Now that Syria’s chemical weapons use and its aftermath have been plastered in the frontage of every news media outlet, the Egyptian coup..errhm i mean, crisis, has taken a back seat in the list of pressing issue . The revolution started out with a positive cause of deposing a ruthless dictator who had nearly untethered control for 30 years with foreign support, but what is happening now looks similar to the Mubarak regime under the guise of provisional “military led government.” The Military has control over the airwaves. The news organizations that are not approved by the military are widely cracked down and its journalists jailed.
All of this to the average American citizen is irrelevant or at best tragic, what everyone should be considered about is the aid that the US sends in billions of dollars to Egypt. The United States cannot legally send aid to a foreign government that had a coup. So even though the US has “suspended” aid until further “revision.” The State Departments official stance towards this is to not change course citing that it doesn’t have to “make a formal determination.”
This is what is most troubling over all, an official policy to ignore a mandate for provisional aid. But even more comical is the visit by Sen. Michelle Bachmann and Lindsey Graham to Egypt where Bachmann infamously uttered the following sentence “We’ve seen the threat that the Muslim Brotherhood has posed around the world,” she said Saturday. “We stand against this great evil. We are not for them. We remember who caused 9/11 in America. We remember who it was that killed 3,000 brave Americans. We have not forgotten. We know that you have dealt with that enemy as well.”
Despite the idiocy, revisionist history and short term memory of a tragic event, what is most troubling is that a representative of the US government uncritically supporting a undemocratic government crackdown on pro-democracy groups and using 9/11 as a moral and false equivalent to justify it.
The next steps taken by the US have to be considered carefully since it’s questionable financial support of a government appears to be a dictatorship in its infancy stage is already ill advised and hypocritical of its extolled value placed on “democracy.”
With all the events happening in the Middle East, I believe it is important to discuss and have clear the involvement of the United States with those countries. As you mention in your post, the financial support given to Egypt is so enormous that it should be carefully revised. Those same resources could be used for American citizens.
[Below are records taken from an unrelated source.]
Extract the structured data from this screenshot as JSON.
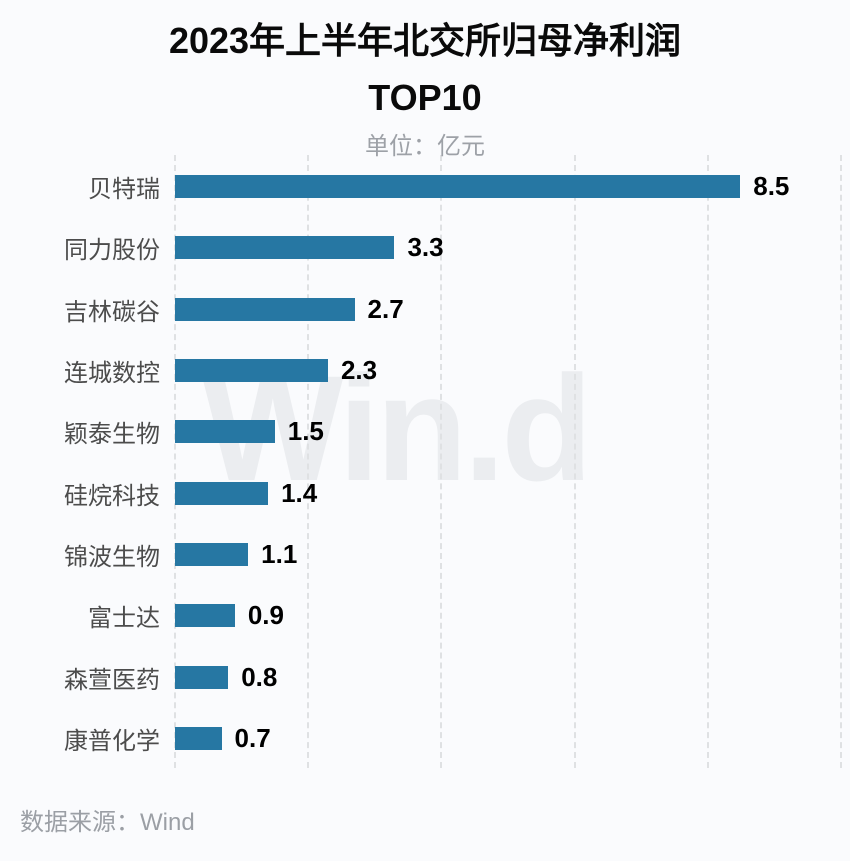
{
  "page": {
    "background": "#fafbfd"
  },
  "header": {
    "title_line1": "2023年上半年北交所归母净利润",
    "title_line2": "TOP10",
    "subtitle": "单位：亿元"
  },
  "watermark": {
    "text": "Win.d",
    "color": "#ebedf0"
  },
  "footer": {
    "source": "数据来源：Wind"
  },
  "chart_data": {
    "type": "bar",
    "orientation": "horizontal",
    "title": "2023年上半年北交所归母净利润 TOP10",
    "unit_label": "单位：亿元",
    "categories": [
      "贝特瑞",
      "同力股份",
      "吉林碳谷",
      "连城数控",
      "颖泰生物",
      "硅烷科技",
      "锦波生物",
      "富士达",
      "森萱医药",
      "康普化学"
    ],
    "values": [
      8.5,
      3.3,
      2.7,
      2.3,
      1.5,
      1.4,
      1.1,
      0.9,
      0.8,
      0.7
    ],
    "value_labels": [
      "8.5",
      "3.3",
      "2.7",
      "2.3",
      "1.5",
      "1.4",
      "1.1",
      "0.9",
      "0.8",
      "0.7"
    ],
    "xlabel": "",
    "ylabel": "",
    "xlim": [
      0,
      10
    ],
    "grid": {
      "axis": "x",
      "interval": 2,
      "line_style": "dashed",
      "line_color": "#dfe1e3",
      "count": 6
    },
    "legend": "none",
    "bar_color": "#2677a3",
    "category_label_color": "#4c4c4c",
    "value_label_color": "#000000",
    "source": "数据来源：Wind",
    "watermark": "Win.d"
  }
}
The truth is that Americans aren’t even exposed to this the information as they are exposed to other things. That is why we have little comments on what’s going on, or we just choose what most Americans say just because the heard it on CNN or Fox News. News channels deliver the news a certain type of way so that you can agree with what they are saying. They might advertise car bombing and riots and then talk about Egyptians and Syrians parallel so that you think you are drawing your own ideas when you are not. News channels persuade and influence you to think a certain way without you even knowing it.